En effet, le prix du blé va fatalement augmenter du fait que les rendements stagnent depuis 15 à 20 ans dans les pays exportateurs – bien que non limités dans leur utilisation d’engrais chimiques et de pesticides – et qu’ils vont diminuer dans les pays développés, notamment en Europe compte tenu de la baisse de l’utilisation des pesticides et engrais chimiques voulue par la population et de la promotion de l’agriculture biologique aux rendements plus faibles. Comme les pays arabes et d’Asie occidentale au climat aride n’ont pas l’alternative de la consommation des céréales tropicales comme l’ASS, et auront plus de moyens de payer des prix du blé supérieurs, les pays d’ASS devront faire face à une facture d’importations impossible à assurer. C’est pourquoi l’APE régional d’AO et les APE intérimaires de Côte d’Ivoire et du Ghana sont criminels puisqu’ils prévoient de réduire de 5 % à 0 le droit de douane sur l’importation du blé venant de l’UE. Cela ne pourrait qu’inciter à importer plus de blé fortement subventionné par l’UE et à consommer plus de pain et de pâtes alimentaires et couscous, retardant le jour où les consommateurs ne pourront plus les payer. Les projets en cours d’introduction de farine de céréales locales ou de manioc dans le pain sont un moindre mal à très court terme car le pourcentage de ces farines est limité à 15 % (dans le projet Banque mondiale-CNCR au Sénégal) ou au mieux à 30 % (dans le projet AFD-SOL au Sénégal). Ce qu’il faut absolument, c’est promouvoir des modèles alimentaires de l’Amérique latine à base de tortillas de maïs et de grandes crêpes de manioc. Mais on peut aussi étendre ces recettes au mil et sorgho pour lesquels d’importantes hausses de rendement sont possibles selon l’exemple de l’Ethiopie où ils sont passés de 840 kg/ha à 2 440kg pour le mil et de 910 kg à 2 810 kg pour le sorgho.
Conclusion
L’issue du combat entre les deux stratégies – le retour en force du paradigme capitaliste néo-libéral dominant basé sur la primauté de l’argent ou sa remise en cause radicale par l’unification des forces sociales du Nord et du Sud défendant la primauté des droits humains, de la démocratie et de l’environnement – n’est pas connue car l’homme est libre et l’histoire n’est pas écrite. Comme à d’autres tournants importants de l’histoire, notamment au lendemain de la Seconde Guerre mondiale, le système capitaliste va être amené à faire d’importantes concessions pour réduire les inégalités tant internes que Nord-Sud et pour mieux protéger l’environnement dont dépend plus que jamais sa survie et la santé des hommes.

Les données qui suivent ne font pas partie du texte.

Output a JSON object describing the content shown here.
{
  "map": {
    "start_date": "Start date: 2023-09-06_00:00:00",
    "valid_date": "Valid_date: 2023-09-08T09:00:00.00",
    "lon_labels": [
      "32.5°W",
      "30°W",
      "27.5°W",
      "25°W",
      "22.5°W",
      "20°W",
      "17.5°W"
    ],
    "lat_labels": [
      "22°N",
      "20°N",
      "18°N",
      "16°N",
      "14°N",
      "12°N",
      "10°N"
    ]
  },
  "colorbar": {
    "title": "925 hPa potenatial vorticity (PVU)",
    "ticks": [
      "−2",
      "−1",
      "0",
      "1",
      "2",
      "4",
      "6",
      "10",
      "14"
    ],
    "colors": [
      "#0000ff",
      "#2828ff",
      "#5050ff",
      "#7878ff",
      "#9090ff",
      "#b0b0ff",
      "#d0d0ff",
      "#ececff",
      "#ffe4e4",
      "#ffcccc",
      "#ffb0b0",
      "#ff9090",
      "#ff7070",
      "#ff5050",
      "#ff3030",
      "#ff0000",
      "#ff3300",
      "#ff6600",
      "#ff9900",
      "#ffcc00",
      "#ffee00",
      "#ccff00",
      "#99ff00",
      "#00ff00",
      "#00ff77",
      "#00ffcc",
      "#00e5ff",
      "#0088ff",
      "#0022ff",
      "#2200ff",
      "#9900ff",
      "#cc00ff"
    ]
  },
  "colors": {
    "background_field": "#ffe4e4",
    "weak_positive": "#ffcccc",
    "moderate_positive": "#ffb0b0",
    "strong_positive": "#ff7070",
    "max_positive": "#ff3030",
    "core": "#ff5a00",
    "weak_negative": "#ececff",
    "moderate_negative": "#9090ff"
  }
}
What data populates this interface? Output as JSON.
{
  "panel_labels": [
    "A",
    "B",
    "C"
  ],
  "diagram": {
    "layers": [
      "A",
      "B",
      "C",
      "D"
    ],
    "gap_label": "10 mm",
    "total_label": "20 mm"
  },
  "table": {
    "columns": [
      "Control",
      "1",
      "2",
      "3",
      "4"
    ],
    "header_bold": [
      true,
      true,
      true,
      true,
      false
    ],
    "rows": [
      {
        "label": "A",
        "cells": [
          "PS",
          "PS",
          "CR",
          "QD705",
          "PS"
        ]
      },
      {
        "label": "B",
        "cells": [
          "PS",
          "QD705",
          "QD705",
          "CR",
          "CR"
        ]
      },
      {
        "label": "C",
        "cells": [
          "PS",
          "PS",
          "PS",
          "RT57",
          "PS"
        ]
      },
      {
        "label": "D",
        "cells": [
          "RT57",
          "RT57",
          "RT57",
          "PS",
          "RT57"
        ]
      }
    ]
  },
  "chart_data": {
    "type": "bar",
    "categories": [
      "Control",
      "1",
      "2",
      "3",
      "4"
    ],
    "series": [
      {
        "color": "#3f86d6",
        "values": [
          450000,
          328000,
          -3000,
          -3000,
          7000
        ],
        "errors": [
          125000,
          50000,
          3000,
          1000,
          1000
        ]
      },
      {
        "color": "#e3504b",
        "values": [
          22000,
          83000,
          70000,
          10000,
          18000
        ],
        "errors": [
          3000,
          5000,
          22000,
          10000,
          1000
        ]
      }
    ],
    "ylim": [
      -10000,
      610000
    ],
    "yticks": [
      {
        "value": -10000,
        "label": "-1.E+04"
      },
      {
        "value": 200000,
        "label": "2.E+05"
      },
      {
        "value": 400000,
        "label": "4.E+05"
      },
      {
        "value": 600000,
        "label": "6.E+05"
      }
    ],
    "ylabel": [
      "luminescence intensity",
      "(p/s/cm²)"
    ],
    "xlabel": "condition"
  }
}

Mais l’issue de ce combat, notamment celui des inégalités entre l’UE et l’Afrique et de l’accès de celle-ci à son autonomie alimentaire, dépendra principalement des politiques de l’UE et en particulier de la refondation de sa Politique agricole commune (PAC) sur la souveraineté alimentaire sans dumping. Les revenus des agriculteurs européens seront alors basés sur des prix stables et rémunérateurs, comme de 1962 à 1992, et non plus sur des aides directes massives ayant pour effet, à travers leurs exportations, de tuer les paysans d’Afrique et de ruiner ses efforts de développement puisqu’ils représentent les deux-tiers des actifs en Afrique subsaharienne et le tiers en Afrique du Nord.